His work has focused on increasing the level of competency and performance of volunteers at all levels, with a key focus on wildfire behaviour, crew leaders, and Strike Team leaders.

Mr Hicks said he has loved his work volunteering both in fighting fires and improving the overall performance of local brigades.

“You just do what you need to do,“ he said.

Mr Hicks said technological changes and other shifts in the CFA meant the CFA of today was “hugely different“ than the one he joined 50 years ago.

“Fires have got bigger as there’s a lot more building materials than there used to be,“ he said.

“When I started, it was all about going out and having fun.

“It gave us a bit of an outlet.“

Mr Hicks said former Narre Warren North captain Ivan Smith was one of his key mentors during the first few years with CFA.

“He took me under his wing a bit,“ he said.

“I took over from him.

“I owe a lot of what I know to him.“

Mr Hicks said he also owed a lot of his training techniques to former Gembrook captain and fellow AFSM recipient Brian Petrie.

He said he has enjoyed mentoring others and shaping new volunteers.

“I’m just trying to pass on things I’ve learnt to others,“ Mr Hicks said.

“I do get so much enjoyment out of it.“

He was also the captain of the Narre Warren North brigade during the Ash Wednesday bushfires on Wednesday 16 February 1983.

His wife Lisa, who was fourth lieutenant at the time, was in one of the first trucks to head out to fight the Belgrave South fire.

Mr Hicks had just given blood at the Narre Warren North Hall, but when he emerged, he knew there was a serious disaster on the way.

“I saw the smoke in the distance,“ he said.

“I spent the next three or four days out.
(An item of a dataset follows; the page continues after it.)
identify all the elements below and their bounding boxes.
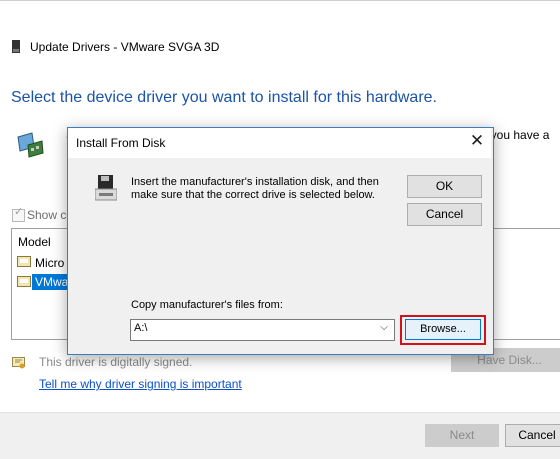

“It was pretty well full-time.“

In 2009, Mr Hicks played a leadership role in the planning and response to the Bunyip State Park Fire.
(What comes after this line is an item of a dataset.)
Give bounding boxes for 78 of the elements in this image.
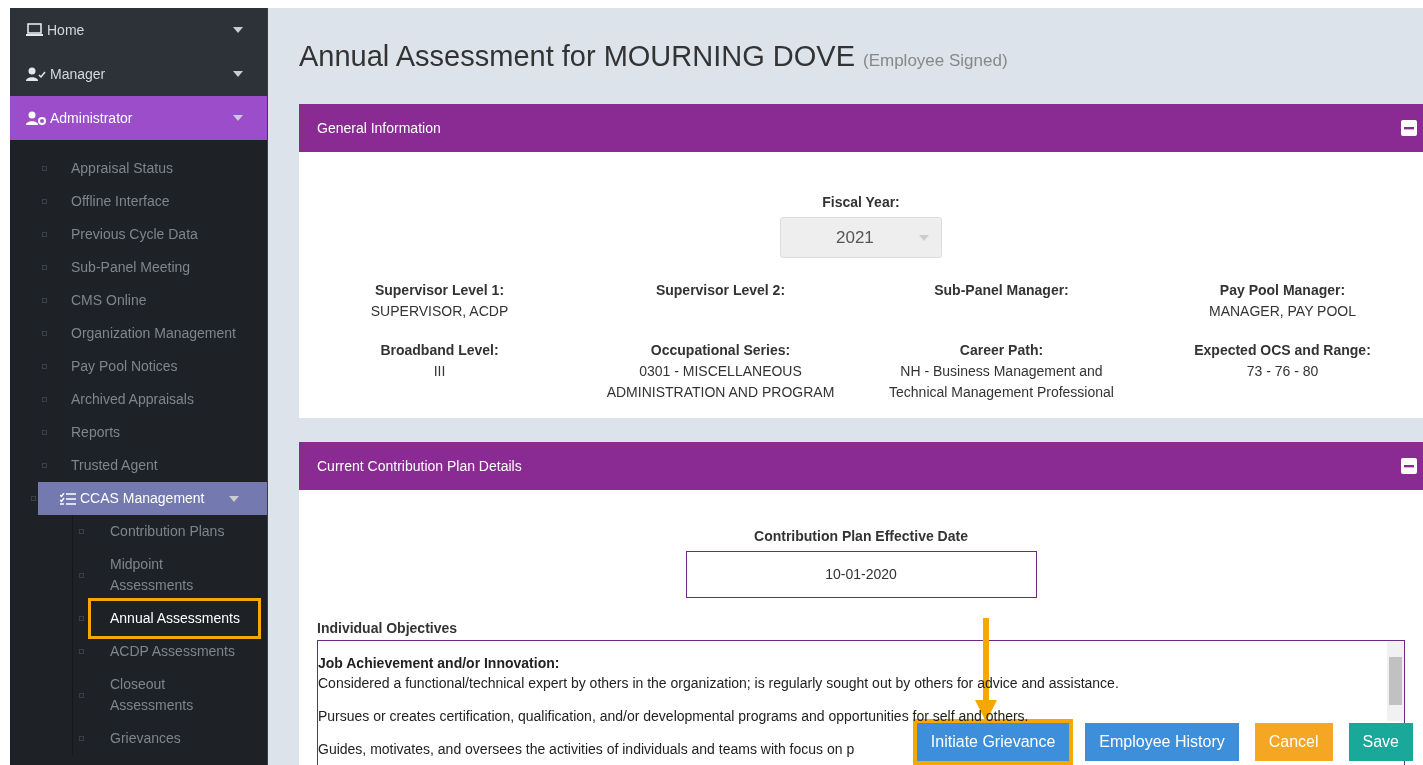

When the fire started, he was part of a small group of CFA firefighters who were shadowing the fire, planning and developing tactics for the predicted breakout into private land.

At the height of the fire, there were 72 CFA appliances, 42 DSE appliances, six Metropolitan Fire Brigade (MFB) appliances and 10 aircraft.

The fire was eventually contained on 4 March 2009, having burnt about 26,200 hectares in the Bunyip area, with 31 houses destroyed and tragically 173 lives lost during the entire event.

Mr Hicks said the CFA had learned so much from the two fires.

“There have been many changes to vehicles and equipment and the level of training we do now,“ he said.

“The organisation is completely different to how it was.

“If you go back to Ash Wednesday, we were really bushfire brigades, and it was up to individual brigades to do what they thought right.“

Mr Hicks also fought in the 2020 summer fires, 2019 fires in Bunyip State Park, 2002-3 and 2006-7 alpine fires and 2001 Sydney Christmas fire.

Just recently in 2023, he attended the Queensland fires as part of the Incident Management Team.

Three out of their four children have volunteered with the CFA, with his daughter Kelly Ketteringham working as a police officer and volunteering at Drouin West Fire Brigade, his son Michael working as a sparky and volunteering with the Cockatoo CFA brigade and his other son Phillip working for FRV Pakenham, while his other daughter Casey is a nurse.

“It’s something that grows on you,“ he said.

“They get a lot out of it.“

Mr Hicks said he had made a number of strong friendships over his time with the CFA.

“You make a lot of friends,“ he said.

“You build up lifelong relationships and friendships.“

Following the 2009 fires, a detailed discussion within the Cardinia Group led by Mr Hicks, identified further training was required for future leaders to be ready to step into higher roles.

As a result, the Future Leaders Program was established.

Mr Hicks said he was excited to see new faces join local brigades and find their own strengths.

“It’s nice to see young people join up,“ he said.

“You see kids come here with very little confidence and you just see their knowledge grow.

“You can see them develop and turn into real mature and sensible adults.“

Mr Hicks said it was a “real honour“ to be named in the same breath as other local AFSM recipients.

“It’s nice to be honoured for something you get so much enjoyment out of,“ he said.